Friday, 7 November 2008

Italian Shops

After my recent trip to Italy, I was amazed at the effort and detail that almost every small shop owner puts into their shop front.

I knew that Italians were among the smartest dressed people in the world, but I didn’t know that they also took so much pride in the presentation of their shops. We stayed for 4 days in the walled town of Lucca in Tuscany (Toscana). Lucca is an amazing town. A city of Medieval history, almost every building within the walls of the town has character.

Every shop from the cobbler, delicatessen, bakery, confectioner, tobacconist , chocolate shop to clothing shop made the most out of their display areas. There was a chocolate shop that had a queue outside and onto the street that sold such elegantly presented chocolate selections. There was another chocolate shop only a few doors down the same street and they had completely different range of products. I can say that I have never seen such a collection of traditionally run establishments in one space.  



There was a small shop selling only spirits, but they managed to put a barrel and a tiny copper distiller in the window. Lucca also has some of the best wine stores in all of Italy. There is also an antiques and art fair on the third Sunday of every month in Lucca, it sprawls into various narrow streets and piazzas.

Thursday, 23 October 2008

Vehicle Graphics

I’ve been looking at vehicle graphics while I’ve been on holiday this year. I was in Toronto in the spring and I’m just back from a week in Italy. I’ve now become a collector of pictures of cool vans that have been “wrapped”

I walked past this van and had to take a quick snap. It is obviously a mobile advert for a vineyard, which is great because all they have to do is park it up and people are automatically interested. Also, because we always subconsciously associate the color blue, or images of the sky, with thoughts of clear optimism, then this has a shiny, sparkly atmospheric quality that we can’t quite describe. But when we walk past we know that it looks cool, but can’t quite explain why.



I passed this van parked on the harbor front. It is another example of a very clear message. What do they do? Answer: Pizza restaurant. I know it’s obvious, but I’ve seen so many vehicles that are unreadable. 

These two were taken in Italy. Again they are exactly what they say they are, but this is why I like them.

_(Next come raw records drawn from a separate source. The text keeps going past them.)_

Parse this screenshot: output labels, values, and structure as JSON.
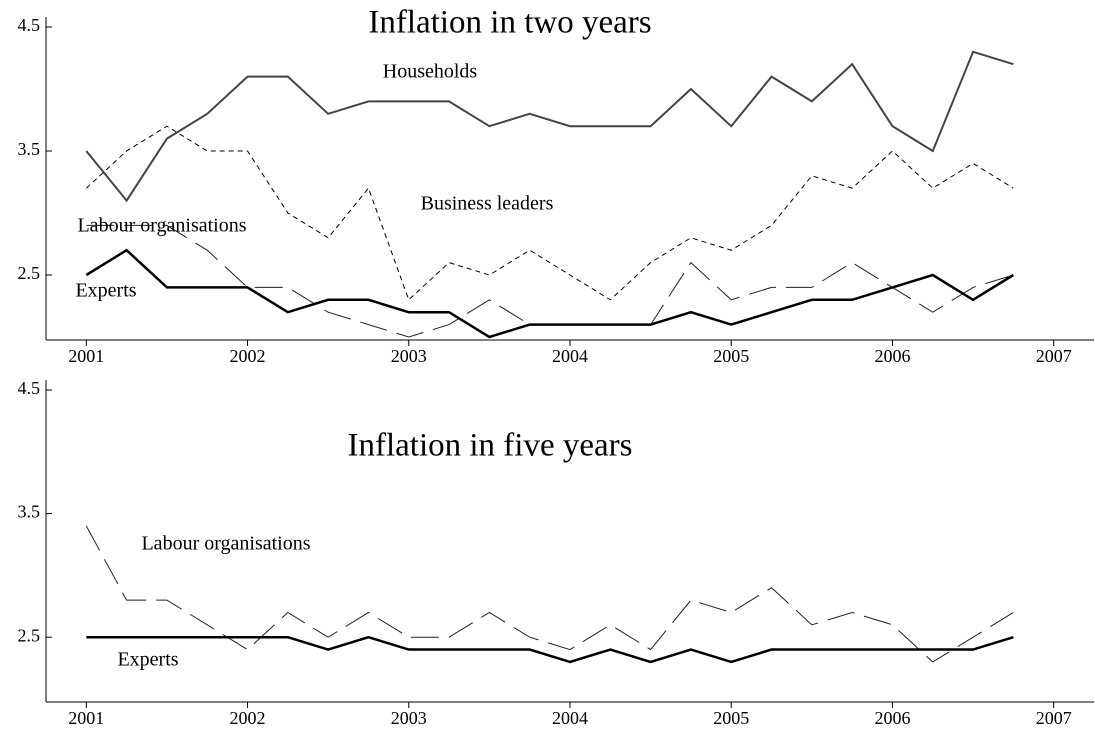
{
  "chart_data": [
    {
      "type": "line",
      "title": "Inflation in two years",
      "x": [
        2001,
        2001.25,
        2001.5,
        2001.75,
        2002,
        2002.25,
        2002.5,
        2002.75,
        2003,
        2003.25,
        2003.5,
        2003.75,
        2004,
        2004.25,
        2004.5,
        2004.75,
        2005,
        2005.25,
        2005.5,
        2005.75,
        2006,
        2006.25,
        2006.5,
        2006.75
      ],
      "xlim": [
        2000.75,
        2007.25
      ],
      "xticks": [
        2001,
        2002,
        2003,
        2004,
        2005,
        2006,
        2007
      ],
      "ylim": [
        2,
        4.5
      ],
      "yticks": [
        2.5,
        3.5,
        4.5
      ],
      "series": [
        {
          "name": "Households",
          "color": "#444444",
          "line_style": "solid",
          "linewidth": 2,
          "values": [
            3.5,
            3.1,
            3.6,
            3.8,
            4.1,
            4.1,
            3.8,
            3.9,
            3.9,
            3.9,
            3.7,
            3.8,
            3.7,
            3.7,
            3.7,
            4.0,
            3.7,
            4.1,
            3.9,
            4.2,
            3.7,
            3.5,
            4.3,
            4.2
          ]
        },
        {
          "name": "Business leaders",
          "color": "#000000",
          "line_style": "dashed",
          "linewidth": 1,
          "values": [
            3.2,
            3.5,
            3.7,
            3.5,
            3.5,
            3.0,
            2.8,
            3.2,
            2.3,
            2.6,
            2.5,
            2.7,
            2.5,
            2.3,
            2.6,
            2.8,
            2.7,
            2.9,
            3.3,
            3.2,
            3.5,
            3.2,
            3.4,
            3.2
          ]
        },
        {
          "name": "Labour organisations",
          "color": "#222222",
          "line_style": "long-dashed",
          "linewidth": 1,
          "values": [
            2.9,
            2.9,
            2.9,
            2.7,
            2.4,
            2.4,
            2.2,
            2.1,
            2.0,
            2.1,
            2.3,
            2.1,
            2.1,
            2.1,
            2.1,
            2.6,
            2.3,
            2.4,
            2.4,
            2.6,
            2.4,
            2.2,
            2.4,
            2.5
          ]
        },
        {
          "name": "Experts",
          "color": "#000000",
          "line_style": "solid",
          "linewidth": 2.5,
          "values": [
            2.5,
            2.7,
            2.4,
            2.4,
            2.4,
            2.2,
            2.3,
            2.3,
            2.2,
            2.2,
            2.0,
            2.1,
            2.1,
            2.1,
            2.1,
            2.2,
            2.1,
            2.2,
            2.3,
            2.3,
            2.4,
            2.5,
            2.3,
            2.5
          ]
        }
      ]
    },
    {
      "type": "line",
      "title": "Inflation in five years",
      "x": [
        2001,
        2001.25,
        2001.5,
        2001.75,
        2002,
        2002.25,
        2002.5,
        2002.75,
        2003,
        2003.25,
        2003.5,
        2003.75,
        2004,
        2004.25,
        2004.5,
        2004.75,
        2005,
        2005.25,
        2005.5,
        2005.75,
        2006,
        2006.25,
        2006.5,
        2006.75
      ],
      "xlim": [
        2000.75,
        2007.25
      ],
      "xticks": [
        2001,
        2002,
        2003,
        2004,
        2005,
        2006,
        2007
      ],
      "ylim": [
        2,
        4.5
      ],
      "yticks": [
        2.5,
        3.5,
        4.5
      ],
      "series": [
        {
          "name": "Labour organisations",
          "color": "#222222",
          "line_style": "long-dashed",
          "linewidth": 1,
          "values": [
            3.4,
            2.8,
            2.8,
            2.6,
            2.4,
            2.7,
            2.5,
            2.7,
            2.5,
            2.5,
            2.7,
            2.5,
            2.4,
            2.6,
            2.4,
            2.8,
            2.7,
            2.9,
            2.6,
            2.7,
            2.6,
            2.3,
            2.5,
            2.7
          ]
        },
        {
          "name": "Experts",
          "color": "#000000",
          "line_style": "solid",
          "linewidth": 2.5,
          "values": [
            2.5,
            2.5,
            2.5,
            2.5,
            2.5,
            2.5,
            2.4,
            2.5,
            2.4,
            2.4,
            2.4,
            2.4,
            2.3,
            2.4,
            2.3,
            2.4,
            2.3,
            2.4,
            2.4,
            2.4,
            2.4,
            2.4,
            2.4,
            2.5
          ]
        }
      ]
    }
  ]
}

So I couldn’t resist putting in a plug about some of the vans we at Fantasy Prints have done. We did a full wrap of a van for Blair Drummond Safari Park . We covered the vehicle with the background image, then we added the text over the top. We think the overall effect is quite impactful. We have also re-done one of our own vehicles to promote our photo studio and canvas printing departments. This is just a half wrap, but we still think it has a strong overall effect.














Friday, 10 October 2008

Evolving brands

Some brands are just part of the everyday fabric of our lives as consumers. I doubt if anybody noticed when irn bru changed the design of their cans last year. They have tweeked it ever so slightly. The previous design had been like that for almost ten years.

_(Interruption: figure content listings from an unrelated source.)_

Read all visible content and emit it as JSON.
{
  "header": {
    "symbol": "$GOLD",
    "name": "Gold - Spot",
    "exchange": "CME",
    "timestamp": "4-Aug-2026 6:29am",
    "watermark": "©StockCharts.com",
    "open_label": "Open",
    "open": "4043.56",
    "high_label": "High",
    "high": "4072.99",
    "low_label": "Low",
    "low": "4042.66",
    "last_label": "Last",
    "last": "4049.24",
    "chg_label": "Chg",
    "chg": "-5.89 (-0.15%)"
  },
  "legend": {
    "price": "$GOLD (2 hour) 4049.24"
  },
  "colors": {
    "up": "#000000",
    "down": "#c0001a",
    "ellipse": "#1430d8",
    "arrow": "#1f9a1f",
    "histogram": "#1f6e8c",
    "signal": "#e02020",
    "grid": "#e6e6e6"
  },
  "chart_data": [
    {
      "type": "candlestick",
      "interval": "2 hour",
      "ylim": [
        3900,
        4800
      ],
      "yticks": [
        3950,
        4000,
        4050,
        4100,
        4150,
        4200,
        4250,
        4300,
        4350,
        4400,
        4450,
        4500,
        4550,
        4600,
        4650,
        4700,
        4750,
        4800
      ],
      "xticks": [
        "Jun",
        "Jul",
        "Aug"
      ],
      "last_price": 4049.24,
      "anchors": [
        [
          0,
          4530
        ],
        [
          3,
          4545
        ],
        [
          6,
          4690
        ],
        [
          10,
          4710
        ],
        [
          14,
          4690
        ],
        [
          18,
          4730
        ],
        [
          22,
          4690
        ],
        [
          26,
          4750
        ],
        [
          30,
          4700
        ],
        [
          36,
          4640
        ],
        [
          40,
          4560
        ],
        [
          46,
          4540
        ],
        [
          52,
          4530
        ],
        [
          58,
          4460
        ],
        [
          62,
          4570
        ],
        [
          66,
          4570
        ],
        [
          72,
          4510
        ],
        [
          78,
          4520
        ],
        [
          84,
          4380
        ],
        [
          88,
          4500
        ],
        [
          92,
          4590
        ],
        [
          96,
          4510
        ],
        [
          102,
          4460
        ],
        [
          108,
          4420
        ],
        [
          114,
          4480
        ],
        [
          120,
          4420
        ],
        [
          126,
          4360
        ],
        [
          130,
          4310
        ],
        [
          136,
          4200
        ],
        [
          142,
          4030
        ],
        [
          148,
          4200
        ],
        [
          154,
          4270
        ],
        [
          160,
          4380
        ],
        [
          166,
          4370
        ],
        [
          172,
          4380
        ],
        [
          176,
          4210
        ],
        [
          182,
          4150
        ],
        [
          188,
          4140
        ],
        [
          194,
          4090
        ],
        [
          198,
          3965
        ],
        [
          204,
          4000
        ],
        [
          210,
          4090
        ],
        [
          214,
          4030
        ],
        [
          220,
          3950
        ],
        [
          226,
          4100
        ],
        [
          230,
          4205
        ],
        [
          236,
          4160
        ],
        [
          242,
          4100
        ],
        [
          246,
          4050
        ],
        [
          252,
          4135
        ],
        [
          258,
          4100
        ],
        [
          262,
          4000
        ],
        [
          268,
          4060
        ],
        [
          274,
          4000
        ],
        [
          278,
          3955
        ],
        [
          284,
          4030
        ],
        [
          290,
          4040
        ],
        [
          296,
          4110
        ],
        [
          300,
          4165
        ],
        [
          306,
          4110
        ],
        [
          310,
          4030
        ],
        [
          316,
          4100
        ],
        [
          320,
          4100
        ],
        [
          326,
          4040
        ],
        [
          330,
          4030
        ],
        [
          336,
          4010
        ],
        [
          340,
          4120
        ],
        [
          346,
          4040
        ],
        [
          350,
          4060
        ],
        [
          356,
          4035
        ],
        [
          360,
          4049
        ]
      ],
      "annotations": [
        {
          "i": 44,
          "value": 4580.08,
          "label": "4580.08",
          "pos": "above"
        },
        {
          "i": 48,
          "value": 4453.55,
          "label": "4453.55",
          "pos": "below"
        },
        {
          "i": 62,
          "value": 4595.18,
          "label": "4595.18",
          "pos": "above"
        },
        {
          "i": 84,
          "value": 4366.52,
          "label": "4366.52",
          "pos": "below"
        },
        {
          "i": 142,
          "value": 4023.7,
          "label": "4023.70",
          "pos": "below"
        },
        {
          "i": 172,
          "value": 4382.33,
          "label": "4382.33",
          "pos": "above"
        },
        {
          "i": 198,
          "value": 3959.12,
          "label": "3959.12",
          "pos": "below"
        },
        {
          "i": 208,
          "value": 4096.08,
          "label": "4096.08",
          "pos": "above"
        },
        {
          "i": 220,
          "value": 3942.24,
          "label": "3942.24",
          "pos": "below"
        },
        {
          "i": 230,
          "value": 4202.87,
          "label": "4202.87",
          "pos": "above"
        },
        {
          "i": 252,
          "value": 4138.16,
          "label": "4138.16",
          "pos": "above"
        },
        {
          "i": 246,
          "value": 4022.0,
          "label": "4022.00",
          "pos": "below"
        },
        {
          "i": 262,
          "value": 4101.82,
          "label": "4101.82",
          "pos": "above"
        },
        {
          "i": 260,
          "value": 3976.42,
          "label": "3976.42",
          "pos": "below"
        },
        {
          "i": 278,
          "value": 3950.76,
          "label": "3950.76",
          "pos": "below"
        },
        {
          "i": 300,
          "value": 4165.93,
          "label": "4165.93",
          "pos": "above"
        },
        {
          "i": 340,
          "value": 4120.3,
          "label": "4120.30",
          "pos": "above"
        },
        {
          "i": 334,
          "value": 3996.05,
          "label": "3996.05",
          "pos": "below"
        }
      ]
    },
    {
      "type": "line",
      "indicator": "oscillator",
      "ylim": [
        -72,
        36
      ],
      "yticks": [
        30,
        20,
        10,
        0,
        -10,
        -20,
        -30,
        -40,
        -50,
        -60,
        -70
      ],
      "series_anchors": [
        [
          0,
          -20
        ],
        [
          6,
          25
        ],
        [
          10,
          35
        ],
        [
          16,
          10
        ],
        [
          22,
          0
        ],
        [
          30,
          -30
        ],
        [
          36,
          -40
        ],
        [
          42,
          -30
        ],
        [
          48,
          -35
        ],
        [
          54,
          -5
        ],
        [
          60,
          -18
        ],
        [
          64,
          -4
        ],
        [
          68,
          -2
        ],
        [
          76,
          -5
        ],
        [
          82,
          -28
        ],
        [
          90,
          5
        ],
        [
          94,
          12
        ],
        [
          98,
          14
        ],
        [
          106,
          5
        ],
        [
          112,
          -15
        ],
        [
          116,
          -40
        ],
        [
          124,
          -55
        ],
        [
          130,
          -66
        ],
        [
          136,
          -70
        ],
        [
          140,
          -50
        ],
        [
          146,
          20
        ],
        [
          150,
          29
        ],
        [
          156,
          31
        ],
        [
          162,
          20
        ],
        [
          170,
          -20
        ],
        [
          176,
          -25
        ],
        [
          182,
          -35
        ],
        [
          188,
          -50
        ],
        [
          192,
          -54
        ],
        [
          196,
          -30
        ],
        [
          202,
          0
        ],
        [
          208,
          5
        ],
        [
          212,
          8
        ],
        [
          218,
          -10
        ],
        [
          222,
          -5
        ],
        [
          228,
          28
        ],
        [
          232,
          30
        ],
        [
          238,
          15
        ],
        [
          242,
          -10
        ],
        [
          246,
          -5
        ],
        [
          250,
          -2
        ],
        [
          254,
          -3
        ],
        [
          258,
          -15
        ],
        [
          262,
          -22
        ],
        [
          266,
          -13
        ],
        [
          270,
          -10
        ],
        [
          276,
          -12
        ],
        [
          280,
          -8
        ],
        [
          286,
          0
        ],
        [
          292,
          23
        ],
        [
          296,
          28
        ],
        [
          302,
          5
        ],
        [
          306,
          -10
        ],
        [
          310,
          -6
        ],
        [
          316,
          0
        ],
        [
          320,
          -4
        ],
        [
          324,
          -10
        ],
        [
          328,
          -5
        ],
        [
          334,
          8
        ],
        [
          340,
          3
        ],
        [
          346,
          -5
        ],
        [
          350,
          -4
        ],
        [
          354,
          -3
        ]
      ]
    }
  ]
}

fanta have also recently changed to a more youthful look.


One more obvious one is cadbury's hot chocolate . They change their packaging about once every three years. It has evolved ever so slightly in such small amounts that, again, hardly anyone notices.

We already identify with brands so much that if a designer was to radically re-launch a product that looked completely different, it would need a substantial amount of advertising to back that change up.

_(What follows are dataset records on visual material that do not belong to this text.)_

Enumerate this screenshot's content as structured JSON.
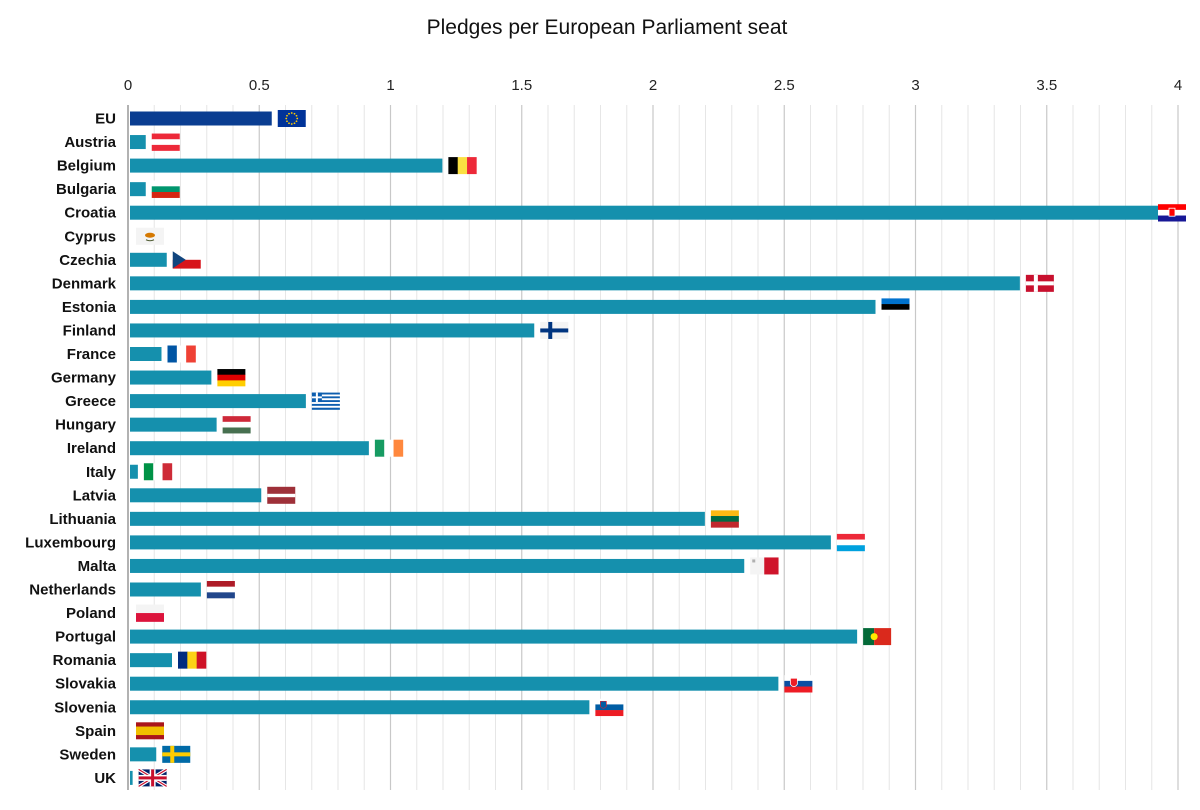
{
  "chart_data": {
    "type": "bar",
    "orientation": "horizontal",
    "title": "Pledges per European Parliament seat",
    "xlabel": "",
    "ylabel": "",
    "xlim": [
      0,
      4
    ],
    "x_ticks": [
      "0",
      "0.5",
      "1",
      "1.5",
      "2",
      "2.5",
      "3",
      "3.5",
      "4"
    ],
    "x_tick_values": [
      0,
      0.5,
      1,
      1.5,
      2,
      2.5,
      3,
      3.5,
      4
    ],
    "x_axis_position": "top",
    "grid": true,
    "legend": "none",
    "categories": [
      "EU",
      "Austria",
      "Belgium",
      "Bulgaria",
      "Croatia",
      "Cyprus",
      "Czechia",
      "Denmark",
      "Estonia",
      "Finland",
      "France",
      "Germany",
      "Greece",
      "Hungary",
      "Ireland",
      "Italy",
      "Latvia",
      "Lithuania",
      "Luxembourg",
      "Malta",
      "Netherlands",
      "Poland",
      "Portugal",
      "Romania",
      "Slovakia",
      "Slovenia",
      "Spain",
      "Sweden",
      "UK"
    ],
    "values": [
      0.54,
      0.06,
      1.19,
      0.06,
      3.92,
      0.0,
      0.14,
      3.39,
      2.84,
      1.54,
      0.12,
      0.31,
      0.67,
      0.33,
      0.91,
      0.03,
      0.5,
      2.19,
      2.67,
      2.34,
      0.27,
      0.0,
      2.77,
      0.16,
      2.47,
      1.75,
      0.0,
      0.1,
      0.01
    ],
    "colors": {
      "eu_bar": "#0a3d91",
      "country_bar": "#1590ad",
      "grid_major": "#c8c8c8",
      "grid_minor": "#e6e6e6",
      "axis": "#999999"
    },
    "flag_icons": [
      "eu-flag",
      "austria-flag",
      "belgium-flag",
      "bulgaria-flag",
      "croatia-flag",
      "cyprus-flag",
      "czechia-flag",
      "denmark-flag",
      "estonia-flag",
      "finland-flag",
      "france-flag",
      "germany-flag",
      "greece-flag",
      "hungary-flag",
      "ireland-flag",
      "italy-flag",
      "latvia-flag",
      "lithuania-flag",
      "luxembourg-flag",
      "malta-flag",
      "netherlands-flag",
      "poland-flag",
      "portugal-flag",
      "romania-flag",
      "slovakia-flag",
      "slovenia-flag",
      "spain-flag",
      "sweden-flag",
      "uk-flag"
    ]
  }
}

The small local brand oxenrig eggs changed their free range eggs packaging a few years ago. They have since gone from a small local brand to a regional, not quite national brand. Their boxes can be bought from Edinburgh to Newcastle, which is very good for a small farm. I believe this success is down to people identifying with the strong brand.





Tuesday, 30 September 2008

Breakfast Cereals

I always wonder why breakfast cereals are so eye catching on the shelves of supermarkets. Why do they have such a “wow” factor? Is because the message they permeate has evolved into the subconscious equivalent of saying “wakey wakey!”


The cereals also take up almost as much room as the alcohol in my local supermarket. Do we really need about 35 different brands? Or is it that most of these brands come under the umbrella of just three parent companies, kelloggs , weetabix and nestle ? Cereal packaging by its very nature takes up more room than, say tins of beans, so maybe if the big players ensure that they have such a large variety, that the smaller cereal brands don’t even get the chance to compete. Are there any smaller cereal brands?

 

From a design point of view, the packaging leaves very little room to visualize the actual cereal. With the exception of optivita , they focus more on the ‘big swoosh’ and bright morning sunshine colours, which I admit do work in their purpose to get that positive “get up and go” message across.



So I have to conclude that we all know what’s inside an otherwise boring box of cereal and the unique selling point of each individual product type doesn’t differ so much. Their main device for selling more product is by emphasizing their “top of the morning” message.

Friday, 26 September 2008

My first entry

Well this is my first blog entry. The purpose of this blog is to show and discuss contemporary design at its widest of perspective, from grahic design, contemporary architecture, 3D design, retail environments, cg animation, display graphics to street signage. Graphic design is my profession. I'd like to showcase a little bit of my own work, but mostly pass comment on work done by others.